When it comes to monitoring replication, using the Replication Monitor.exe gives you a good view of what is happening now. But unless you have someone watching Replication Monitor 24/7, it's generally not a good idea to rely on it. In fact, its best to avoid running Replication Monitor too often. Instead, you can use the information stored in your distribution database to get information such as agents hitting latency thresholds and a raise in undistributed transactions. Using the information stored in the distribution database ensures that monitoring is centralised. (I'm aware that there is a built in check for replication exceeding a latency threshold, however I have seen a high number of undistributed commands where in fact there were none, and false positives can be frustrating.)
Simple checks like canary tables do sound easy enough, but only if your replication topology is small: if you have hundreds of subscribers and dozens of publications, this approach can be come cumbersome to manage. I also really like this solution to monitor agents statuses and latency posted on Simple Talk, but again there is the question of scale and manageability, not to mention relying on OPENROWSET connections to get the status of subscribers.
But at any rate, high latency is only one way of monitoring replication. As mentioned, checking for high levels of undistributed commands shows that there is an issue with replication. High latency and high levels of undistributed commands are not mutually exclusive; you could have a normal level of undistributed commands but poor latency, which suggests a network issue or maybe the subscribers are struggling to consume the commands because of high load on their servers.
To ensure you're only alerted when there is a genuine issue which requires intervention, you need to get baselines of your replication topology. And to get good baselines for undistributed transactions, I found it necessary to store different baselines of undistributed commands across publications, articles, and across the entire distribution database. These queries were run just before the “distribution clean up” job was ran so that we got a good idea of our workload. The results were stored in tables on tempdb. Then it was just a case of setting threshold alerts in a custom SQL job at a level where we needed to be alerted that we were under considerable load, and a further threshold for investigating the undistributed commands urgently.

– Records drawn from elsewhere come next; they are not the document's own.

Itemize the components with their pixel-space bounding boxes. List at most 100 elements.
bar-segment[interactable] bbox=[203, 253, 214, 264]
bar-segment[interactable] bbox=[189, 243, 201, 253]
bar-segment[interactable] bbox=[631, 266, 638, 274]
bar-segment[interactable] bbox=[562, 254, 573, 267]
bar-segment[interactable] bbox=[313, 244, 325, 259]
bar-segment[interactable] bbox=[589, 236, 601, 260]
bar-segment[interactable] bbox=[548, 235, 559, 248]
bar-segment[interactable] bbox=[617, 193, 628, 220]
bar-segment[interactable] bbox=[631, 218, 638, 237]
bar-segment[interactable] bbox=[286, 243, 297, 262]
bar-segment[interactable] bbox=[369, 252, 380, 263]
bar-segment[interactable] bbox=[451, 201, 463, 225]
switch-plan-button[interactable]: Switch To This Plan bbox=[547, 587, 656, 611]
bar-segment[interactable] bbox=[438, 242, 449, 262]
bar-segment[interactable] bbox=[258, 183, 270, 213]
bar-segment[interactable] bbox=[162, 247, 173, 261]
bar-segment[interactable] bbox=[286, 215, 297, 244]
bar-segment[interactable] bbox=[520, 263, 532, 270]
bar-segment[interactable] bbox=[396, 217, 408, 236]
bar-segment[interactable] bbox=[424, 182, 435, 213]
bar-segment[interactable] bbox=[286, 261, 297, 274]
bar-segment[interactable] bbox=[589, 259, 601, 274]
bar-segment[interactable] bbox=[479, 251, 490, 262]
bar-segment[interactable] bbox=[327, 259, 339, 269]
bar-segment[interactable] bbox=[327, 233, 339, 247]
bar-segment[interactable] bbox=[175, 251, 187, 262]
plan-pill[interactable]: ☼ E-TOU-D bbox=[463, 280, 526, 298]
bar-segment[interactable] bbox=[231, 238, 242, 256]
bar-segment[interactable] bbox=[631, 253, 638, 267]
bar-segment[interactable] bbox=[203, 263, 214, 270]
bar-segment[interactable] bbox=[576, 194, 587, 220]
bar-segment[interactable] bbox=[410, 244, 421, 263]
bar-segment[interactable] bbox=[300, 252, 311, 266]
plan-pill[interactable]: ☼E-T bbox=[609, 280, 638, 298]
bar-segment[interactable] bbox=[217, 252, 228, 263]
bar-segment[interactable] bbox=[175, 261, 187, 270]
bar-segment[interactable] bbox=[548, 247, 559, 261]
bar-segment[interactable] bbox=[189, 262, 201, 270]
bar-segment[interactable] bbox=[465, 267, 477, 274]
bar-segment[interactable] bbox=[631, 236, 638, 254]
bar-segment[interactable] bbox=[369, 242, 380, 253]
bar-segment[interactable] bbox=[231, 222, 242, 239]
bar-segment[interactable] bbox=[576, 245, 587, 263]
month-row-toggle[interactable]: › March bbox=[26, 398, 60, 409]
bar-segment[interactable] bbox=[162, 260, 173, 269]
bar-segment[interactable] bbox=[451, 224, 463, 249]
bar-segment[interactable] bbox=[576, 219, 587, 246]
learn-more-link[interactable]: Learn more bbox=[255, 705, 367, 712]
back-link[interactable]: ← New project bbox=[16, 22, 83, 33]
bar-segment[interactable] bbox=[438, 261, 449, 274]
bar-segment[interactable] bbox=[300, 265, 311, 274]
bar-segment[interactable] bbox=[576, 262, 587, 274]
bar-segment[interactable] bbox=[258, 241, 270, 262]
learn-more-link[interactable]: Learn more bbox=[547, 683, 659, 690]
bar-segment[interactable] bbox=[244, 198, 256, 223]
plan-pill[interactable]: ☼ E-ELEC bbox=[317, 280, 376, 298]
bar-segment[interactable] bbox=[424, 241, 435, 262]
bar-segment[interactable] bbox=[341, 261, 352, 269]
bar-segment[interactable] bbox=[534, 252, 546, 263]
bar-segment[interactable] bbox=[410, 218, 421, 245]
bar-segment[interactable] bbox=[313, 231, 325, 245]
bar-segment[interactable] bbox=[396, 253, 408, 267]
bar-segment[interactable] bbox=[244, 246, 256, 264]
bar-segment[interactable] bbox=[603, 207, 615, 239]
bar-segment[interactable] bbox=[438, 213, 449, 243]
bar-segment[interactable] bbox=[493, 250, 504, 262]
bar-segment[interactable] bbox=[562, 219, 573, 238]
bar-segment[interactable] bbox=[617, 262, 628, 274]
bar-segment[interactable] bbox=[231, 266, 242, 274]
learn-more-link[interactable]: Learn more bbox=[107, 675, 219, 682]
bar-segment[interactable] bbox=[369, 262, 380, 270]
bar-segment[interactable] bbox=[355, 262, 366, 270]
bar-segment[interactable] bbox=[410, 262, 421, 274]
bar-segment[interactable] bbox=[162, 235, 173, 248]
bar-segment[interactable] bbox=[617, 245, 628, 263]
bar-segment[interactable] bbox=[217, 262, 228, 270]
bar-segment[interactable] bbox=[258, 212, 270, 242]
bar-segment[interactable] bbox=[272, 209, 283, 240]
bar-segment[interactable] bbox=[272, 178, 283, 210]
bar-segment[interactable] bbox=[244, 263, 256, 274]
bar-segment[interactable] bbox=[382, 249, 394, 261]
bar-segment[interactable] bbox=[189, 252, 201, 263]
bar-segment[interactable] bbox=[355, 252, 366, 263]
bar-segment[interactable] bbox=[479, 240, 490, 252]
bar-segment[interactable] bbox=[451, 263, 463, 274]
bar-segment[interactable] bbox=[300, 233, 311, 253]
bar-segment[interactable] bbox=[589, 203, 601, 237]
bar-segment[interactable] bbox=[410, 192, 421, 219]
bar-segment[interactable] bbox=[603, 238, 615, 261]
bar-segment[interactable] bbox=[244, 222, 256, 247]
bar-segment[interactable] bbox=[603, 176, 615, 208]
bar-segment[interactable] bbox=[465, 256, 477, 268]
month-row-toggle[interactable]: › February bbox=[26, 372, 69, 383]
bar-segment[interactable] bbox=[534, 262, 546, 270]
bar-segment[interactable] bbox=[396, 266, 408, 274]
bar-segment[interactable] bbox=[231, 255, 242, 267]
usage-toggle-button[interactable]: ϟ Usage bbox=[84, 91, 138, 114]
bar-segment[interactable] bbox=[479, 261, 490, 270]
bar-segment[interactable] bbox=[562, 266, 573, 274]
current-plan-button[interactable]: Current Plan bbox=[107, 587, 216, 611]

How long you measure the baselines for determines on your workload, as you may have a heavy “month end” time where replication is under considerable load.
The first query breaks down the undistributed commands by article and publication per hour
--breakdown by article and publication by hour SELECT a.article, CAST (t.entry_time as date) as StartDate, DATEPART (Hour,t.entry_time) as OnHour, COUNT (1) FROM MSrepl_commands cmds INNER JOIN MSarticles a ON a.article_id = cmds.article_id INNER JOIN MSpublications p ON p.publication_id = a.publication_id INNER JOIN MSrepl_transactions t ON cmds.xact_seqno = t.xact_seqno GROUP BY a.article ,CAST (t.entry_time as date) ,DATEPART (Hour,t.entry_time) ORDER BY DATEPART (Hour,t.entry_time)
This query gets the total count of the undistributed commands in the entire distribution database
--breakdown by hour of entire distribution database SELECT CAST (t.entry_time as date) as StartDate, DATEPART (Hour,t.entry_time) as OnHour, COUNT (1) FROM MSrepl_commands cmds INNER JOIN MSarticles a ON a.article_id = cmds.article_id INNER JOIN MSrepl_transactions t ON cmds.xact_seqno = t.xact_seqno GROUP BY DATEPART (Hour,t.entry_time) ,CAST (t.entry_time as date) ,DATEPART (Hour,t.entry_time) ORDER BY DATEPART (Hour,t.entry_time)
The query below breaks down the undistributed commands by publication.
--by publication SELECT p.publisher_db ,p.publication ,COUNT (1) FROM MSrepl_commands cmds INNER JOIN MSarticles a ON a.article_id = cmds.article_id INNER JOIN MSrepl_transactions t ON cmds.xact_seqno = t.xact_seqno INNER JOIN MSpublications p on p.publication_id = a.publication_id GROUP BY p.publisher_db, p.publication
Remember that the “distribution clean up” job and the frequency which you run that can have an impact on your baselines, particularly if you have set the retention period for distributed commands to 0. Also, sometimes the “distribution clean up” job can fail as it is chosen as the deadlock victim when the job is running whilst many distribution agents are reading the log. It's worth noting that this is also a sign that replication is under load. Worse still is if the clean up job is running for a long time: If you do ever notice that the clean up job has been running for a long time (say, greater than 5 minutes) and the number of undistributed commands are high, then it's best to stop the clean up job and let the commands be distributed out before letting the job run again.